One thing that Dynamo does do is ensure that all versions of an object that are committed to the system are returned when read. This is done through the time-honoured technique of quorum assembly. Enough replicas are written to such that the number of replicas subsequently read from are guaranteed to contain at least one instance of every value that has been committed to the system. Conflicting values are stored side-by-side at each replica, therefore they cost more space in the system. One could imagine a denial-of-service attack based on this property, but it would extremely difficult to execute in practice.

(What isn’t clear from the paper is exactly how writes are committed to replicas. The paper says that, of \(N\) replicas, the system waits for \(W-1\) replicas, where \(W\) is the size of the write quorum, to respond, which is a bit better for availability than two-phase commit. However, it’s not clear what happens if not enough replicas respond: I think that the assumption is that enough replicas will be live (due to the sloppy quorums mentioned later) that a write will essentially never fail except in extreme failure modes, but it’s not completely obvious then why the client has to wait for a write to be committed.)

Discussion, Conclusion

There are advantages and disadvantages to forcing applications to resolve update conflicts. As discussed earlier, it might make more sense for the application to take responsibility, having more domain knowledge. Similarly, by ultimately having the application as a catch-all, the effect of bugs can be masked (although the benefits of this are arguable). On the downside, the applications for which Dynamo is suitable become more limited, as Dynamo cannot always provide a total ordering on updates. You wouldn’t want Dynamo to handle your bank account, for example.

The most significant advantage for Amazon is the total availability of Dynamo for writes. Applications can’t be prevented from making progress with Dynamo due to heavy load (except in extreme cases), and therefore strong guarantees about latency can be made.

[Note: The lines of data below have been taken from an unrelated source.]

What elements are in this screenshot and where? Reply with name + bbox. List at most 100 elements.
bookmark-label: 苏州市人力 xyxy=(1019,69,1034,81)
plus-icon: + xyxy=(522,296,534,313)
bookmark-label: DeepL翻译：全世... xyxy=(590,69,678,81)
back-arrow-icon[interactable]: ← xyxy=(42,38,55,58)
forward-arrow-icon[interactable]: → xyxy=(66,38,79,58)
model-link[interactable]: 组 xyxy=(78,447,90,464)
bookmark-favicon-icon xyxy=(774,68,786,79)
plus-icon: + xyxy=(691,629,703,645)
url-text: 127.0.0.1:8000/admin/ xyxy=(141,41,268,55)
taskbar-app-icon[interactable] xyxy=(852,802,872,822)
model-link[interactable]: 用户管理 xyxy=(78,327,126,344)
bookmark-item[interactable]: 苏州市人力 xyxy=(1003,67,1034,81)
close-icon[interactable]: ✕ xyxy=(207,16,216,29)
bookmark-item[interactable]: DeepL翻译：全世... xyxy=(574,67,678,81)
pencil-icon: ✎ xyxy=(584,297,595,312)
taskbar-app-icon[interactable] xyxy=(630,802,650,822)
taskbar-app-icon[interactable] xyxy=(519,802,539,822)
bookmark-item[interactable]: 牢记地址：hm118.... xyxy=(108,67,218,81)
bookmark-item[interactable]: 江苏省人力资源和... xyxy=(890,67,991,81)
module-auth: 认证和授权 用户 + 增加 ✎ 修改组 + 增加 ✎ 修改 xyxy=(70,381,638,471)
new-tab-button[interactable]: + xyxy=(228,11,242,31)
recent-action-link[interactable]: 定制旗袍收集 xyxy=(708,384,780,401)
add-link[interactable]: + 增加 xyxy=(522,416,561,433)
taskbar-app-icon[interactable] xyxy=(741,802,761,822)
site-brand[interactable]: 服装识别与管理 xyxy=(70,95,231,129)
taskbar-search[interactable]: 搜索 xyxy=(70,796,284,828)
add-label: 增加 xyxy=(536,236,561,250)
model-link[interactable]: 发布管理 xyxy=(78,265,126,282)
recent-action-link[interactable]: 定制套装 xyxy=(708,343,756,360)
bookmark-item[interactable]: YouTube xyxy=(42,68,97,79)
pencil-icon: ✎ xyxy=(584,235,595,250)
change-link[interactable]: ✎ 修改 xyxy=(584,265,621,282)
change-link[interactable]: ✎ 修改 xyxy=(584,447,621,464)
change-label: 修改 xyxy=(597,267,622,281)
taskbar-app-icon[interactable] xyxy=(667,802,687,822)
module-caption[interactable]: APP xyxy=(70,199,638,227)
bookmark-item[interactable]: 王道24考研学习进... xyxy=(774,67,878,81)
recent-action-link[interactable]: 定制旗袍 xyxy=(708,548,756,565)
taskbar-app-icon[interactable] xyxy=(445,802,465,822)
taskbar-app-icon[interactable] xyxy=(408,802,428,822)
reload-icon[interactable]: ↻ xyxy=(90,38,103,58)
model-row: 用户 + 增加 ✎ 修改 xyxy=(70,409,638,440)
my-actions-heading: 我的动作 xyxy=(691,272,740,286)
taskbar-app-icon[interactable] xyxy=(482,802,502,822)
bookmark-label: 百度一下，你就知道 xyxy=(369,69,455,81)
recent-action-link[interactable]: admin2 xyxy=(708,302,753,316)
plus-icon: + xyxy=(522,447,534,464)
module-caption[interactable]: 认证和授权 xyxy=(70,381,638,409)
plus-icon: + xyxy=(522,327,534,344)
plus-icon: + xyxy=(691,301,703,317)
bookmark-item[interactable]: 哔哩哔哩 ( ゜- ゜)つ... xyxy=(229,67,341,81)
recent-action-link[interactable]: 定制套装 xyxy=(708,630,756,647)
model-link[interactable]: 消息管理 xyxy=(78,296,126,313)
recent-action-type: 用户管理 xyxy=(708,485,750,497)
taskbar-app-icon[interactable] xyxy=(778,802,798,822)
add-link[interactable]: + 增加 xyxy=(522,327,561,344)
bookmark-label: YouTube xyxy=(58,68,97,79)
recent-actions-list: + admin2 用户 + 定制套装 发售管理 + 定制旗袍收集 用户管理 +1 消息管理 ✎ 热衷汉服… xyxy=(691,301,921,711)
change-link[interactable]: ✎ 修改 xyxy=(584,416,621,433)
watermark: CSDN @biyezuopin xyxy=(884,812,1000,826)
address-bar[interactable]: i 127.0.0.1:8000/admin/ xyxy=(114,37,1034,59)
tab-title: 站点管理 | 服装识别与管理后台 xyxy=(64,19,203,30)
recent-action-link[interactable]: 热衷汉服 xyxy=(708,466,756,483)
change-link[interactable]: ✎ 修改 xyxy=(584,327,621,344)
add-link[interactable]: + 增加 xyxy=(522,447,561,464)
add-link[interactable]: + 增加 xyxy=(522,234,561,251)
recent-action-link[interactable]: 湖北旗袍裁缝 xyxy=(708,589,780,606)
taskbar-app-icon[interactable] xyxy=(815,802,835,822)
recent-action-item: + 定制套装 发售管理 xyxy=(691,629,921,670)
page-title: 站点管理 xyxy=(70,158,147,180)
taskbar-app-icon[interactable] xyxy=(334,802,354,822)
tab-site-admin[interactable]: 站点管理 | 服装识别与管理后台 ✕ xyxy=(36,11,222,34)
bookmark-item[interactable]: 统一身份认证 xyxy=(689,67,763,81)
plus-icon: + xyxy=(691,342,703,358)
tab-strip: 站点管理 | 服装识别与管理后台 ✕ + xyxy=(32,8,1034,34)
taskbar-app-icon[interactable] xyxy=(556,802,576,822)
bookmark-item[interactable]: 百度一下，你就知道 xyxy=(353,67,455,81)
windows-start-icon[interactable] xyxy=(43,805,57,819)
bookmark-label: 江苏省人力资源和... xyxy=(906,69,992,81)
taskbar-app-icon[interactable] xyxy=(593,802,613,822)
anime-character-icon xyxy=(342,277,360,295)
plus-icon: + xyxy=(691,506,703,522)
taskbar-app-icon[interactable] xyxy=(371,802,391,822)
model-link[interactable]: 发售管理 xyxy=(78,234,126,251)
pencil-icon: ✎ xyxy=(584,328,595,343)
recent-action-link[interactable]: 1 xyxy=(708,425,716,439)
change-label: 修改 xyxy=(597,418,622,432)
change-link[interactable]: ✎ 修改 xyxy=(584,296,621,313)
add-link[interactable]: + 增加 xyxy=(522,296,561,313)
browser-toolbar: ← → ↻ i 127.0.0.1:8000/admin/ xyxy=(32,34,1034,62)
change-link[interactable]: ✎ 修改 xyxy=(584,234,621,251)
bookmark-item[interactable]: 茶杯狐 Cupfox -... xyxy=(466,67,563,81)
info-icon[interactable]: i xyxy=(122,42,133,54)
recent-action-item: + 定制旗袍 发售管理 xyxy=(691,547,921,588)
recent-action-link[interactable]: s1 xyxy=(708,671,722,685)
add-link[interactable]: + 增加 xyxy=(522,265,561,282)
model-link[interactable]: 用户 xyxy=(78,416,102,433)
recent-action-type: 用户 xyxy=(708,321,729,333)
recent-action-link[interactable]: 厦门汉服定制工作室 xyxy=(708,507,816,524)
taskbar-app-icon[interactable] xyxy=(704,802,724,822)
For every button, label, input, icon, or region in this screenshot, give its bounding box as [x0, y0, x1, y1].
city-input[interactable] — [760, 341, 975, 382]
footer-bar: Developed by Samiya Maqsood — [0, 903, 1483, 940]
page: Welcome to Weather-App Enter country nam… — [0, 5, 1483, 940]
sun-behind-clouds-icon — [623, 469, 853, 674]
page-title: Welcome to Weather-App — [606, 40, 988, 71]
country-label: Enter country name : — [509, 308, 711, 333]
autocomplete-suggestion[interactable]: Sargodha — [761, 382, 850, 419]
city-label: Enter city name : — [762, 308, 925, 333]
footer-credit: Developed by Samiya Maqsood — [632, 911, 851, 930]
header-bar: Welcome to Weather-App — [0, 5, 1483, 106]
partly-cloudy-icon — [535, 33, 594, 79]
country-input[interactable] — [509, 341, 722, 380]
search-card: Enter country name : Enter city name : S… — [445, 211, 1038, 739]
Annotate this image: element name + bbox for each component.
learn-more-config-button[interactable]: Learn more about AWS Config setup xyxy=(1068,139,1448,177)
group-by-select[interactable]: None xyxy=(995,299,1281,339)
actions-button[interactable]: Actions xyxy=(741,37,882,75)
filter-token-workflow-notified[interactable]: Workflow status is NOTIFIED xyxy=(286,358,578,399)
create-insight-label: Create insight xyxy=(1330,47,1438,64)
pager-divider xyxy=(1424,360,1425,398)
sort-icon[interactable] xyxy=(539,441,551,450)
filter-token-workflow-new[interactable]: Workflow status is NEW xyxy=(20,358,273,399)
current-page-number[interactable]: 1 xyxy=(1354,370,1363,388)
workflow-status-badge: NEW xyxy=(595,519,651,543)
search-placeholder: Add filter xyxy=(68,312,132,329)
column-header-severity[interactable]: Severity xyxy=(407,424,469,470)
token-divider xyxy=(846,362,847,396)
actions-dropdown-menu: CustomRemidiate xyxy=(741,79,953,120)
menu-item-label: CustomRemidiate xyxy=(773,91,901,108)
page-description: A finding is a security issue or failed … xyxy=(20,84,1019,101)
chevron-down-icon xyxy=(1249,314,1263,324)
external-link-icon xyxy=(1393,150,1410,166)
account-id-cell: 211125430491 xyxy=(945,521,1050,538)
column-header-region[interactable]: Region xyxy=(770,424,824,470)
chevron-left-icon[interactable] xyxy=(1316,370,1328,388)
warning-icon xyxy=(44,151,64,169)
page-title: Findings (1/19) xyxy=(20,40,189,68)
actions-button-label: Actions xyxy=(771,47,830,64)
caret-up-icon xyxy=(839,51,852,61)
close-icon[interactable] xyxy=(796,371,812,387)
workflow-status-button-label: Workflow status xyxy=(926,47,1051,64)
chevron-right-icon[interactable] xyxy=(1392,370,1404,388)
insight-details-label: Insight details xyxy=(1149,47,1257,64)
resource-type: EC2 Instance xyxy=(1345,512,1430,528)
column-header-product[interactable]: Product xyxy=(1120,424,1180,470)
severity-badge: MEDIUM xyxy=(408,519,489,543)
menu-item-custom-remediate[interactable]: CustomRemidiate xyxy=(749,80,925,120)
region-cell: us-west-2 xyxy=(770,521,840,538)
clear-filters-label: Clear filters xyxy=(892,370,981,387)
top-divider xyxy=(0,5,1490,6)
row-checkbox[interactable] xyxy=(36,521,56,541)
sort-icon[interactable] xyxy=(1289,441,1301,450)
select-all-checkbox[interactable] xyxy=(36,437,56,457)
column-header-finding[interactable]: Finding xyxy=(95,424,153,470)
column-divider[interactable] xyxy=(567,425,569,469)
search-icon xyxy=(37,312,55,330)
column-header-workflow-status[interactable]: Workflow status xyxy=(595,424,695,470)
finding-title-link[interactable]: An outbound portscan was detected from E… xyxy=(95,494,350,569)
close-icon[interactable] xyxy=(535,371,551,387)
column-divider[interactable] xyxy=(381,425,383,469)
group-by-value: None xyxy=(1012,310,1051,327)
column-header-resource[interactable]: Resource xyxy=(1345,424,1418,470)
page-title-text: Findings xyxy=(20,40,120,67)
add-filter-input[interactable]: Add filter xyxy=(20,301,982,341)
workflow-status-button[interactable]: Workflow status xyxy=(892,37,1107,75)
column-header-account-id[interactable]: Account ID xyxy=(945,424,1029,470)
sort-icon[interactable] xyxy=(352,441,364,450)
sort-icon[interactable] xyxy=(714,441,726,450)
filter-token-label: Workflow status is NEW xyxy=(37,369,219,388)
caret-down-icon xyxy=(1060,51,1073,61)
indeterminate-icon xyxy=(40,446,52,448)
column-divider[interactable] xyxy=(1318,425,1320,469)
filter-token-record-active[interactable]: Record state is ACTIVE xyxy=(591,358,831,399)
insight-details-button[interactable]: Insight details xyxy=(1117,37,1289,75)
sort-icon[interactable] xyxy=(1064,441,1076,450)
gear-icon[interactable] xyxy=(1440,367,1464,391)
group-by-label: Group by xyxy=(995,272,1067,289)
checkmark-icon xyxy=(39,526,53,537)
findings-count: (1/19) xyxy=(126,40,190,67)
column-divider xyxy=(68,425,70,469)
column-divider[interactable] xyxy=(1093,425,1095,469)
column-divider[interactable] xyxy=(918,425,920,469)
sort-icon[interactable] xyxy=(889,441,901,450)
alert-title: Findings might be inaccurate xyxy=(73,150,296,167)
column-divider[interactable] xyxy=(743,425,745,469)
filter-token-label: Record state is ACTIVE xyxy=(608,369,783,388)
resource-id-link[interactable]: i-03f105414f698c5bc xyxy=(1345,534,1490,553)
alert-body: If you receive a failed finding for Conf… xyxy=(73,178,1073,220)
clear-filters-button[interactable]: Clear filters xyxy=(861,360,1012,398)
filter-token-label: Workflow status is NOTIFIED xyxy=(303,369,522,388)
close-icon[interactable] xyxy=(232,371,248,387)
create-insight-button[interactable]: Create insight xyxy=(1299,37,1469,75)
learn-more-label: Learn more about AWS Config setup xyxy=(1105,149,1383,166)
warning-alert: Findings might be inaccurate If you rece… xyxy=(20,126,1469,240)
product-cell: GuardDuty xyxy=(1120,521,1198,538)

However, application code is made more complex by having to deal with read-time reconciliation. It’s hard to decide what the right policy is to take with inconsistent reads, because very often there is no right choice. Writing application logic to cope with the possibility is therefore going to be tricky and potentially error prone. On the other hand, failure modes are made explicit to the application which means they can be dealt with appropriately.

Are there alternatives for maintaining availability? Asynchronous writes are one possibility (asynchronous in the sense that the client does not block) which basically fakes availability to the client at the expense of complicated clean-up if the write is rejected - although this may simply translate into a retry loop. This solution is no good if you expect to be able to read the value that you have written immediately after the write - this is not guaranteed by Dynamo either but only happens when there are almost malicious failure cases.

The paper suggests that inconsistent values are present only in 0.06% of cases. Six out of every ten-thousand doesn’t sound like a lot until you realise that Amazon, at peak, is doing millions of transactions a day, each of which must involve multiple reads and writes to Dynamo. So reconciliation is an important bit of code to get right; it’s certainly not enough to fail out and throw some kind of exception.

Dynamo, therefore, represents an interesting point in the design space of distributed storage systems. Unstructured data is certainly popular, and you only have to look at one of Jeff Atwood’s posts to realise that availability and consistency are biting people designing even relatively simple systems.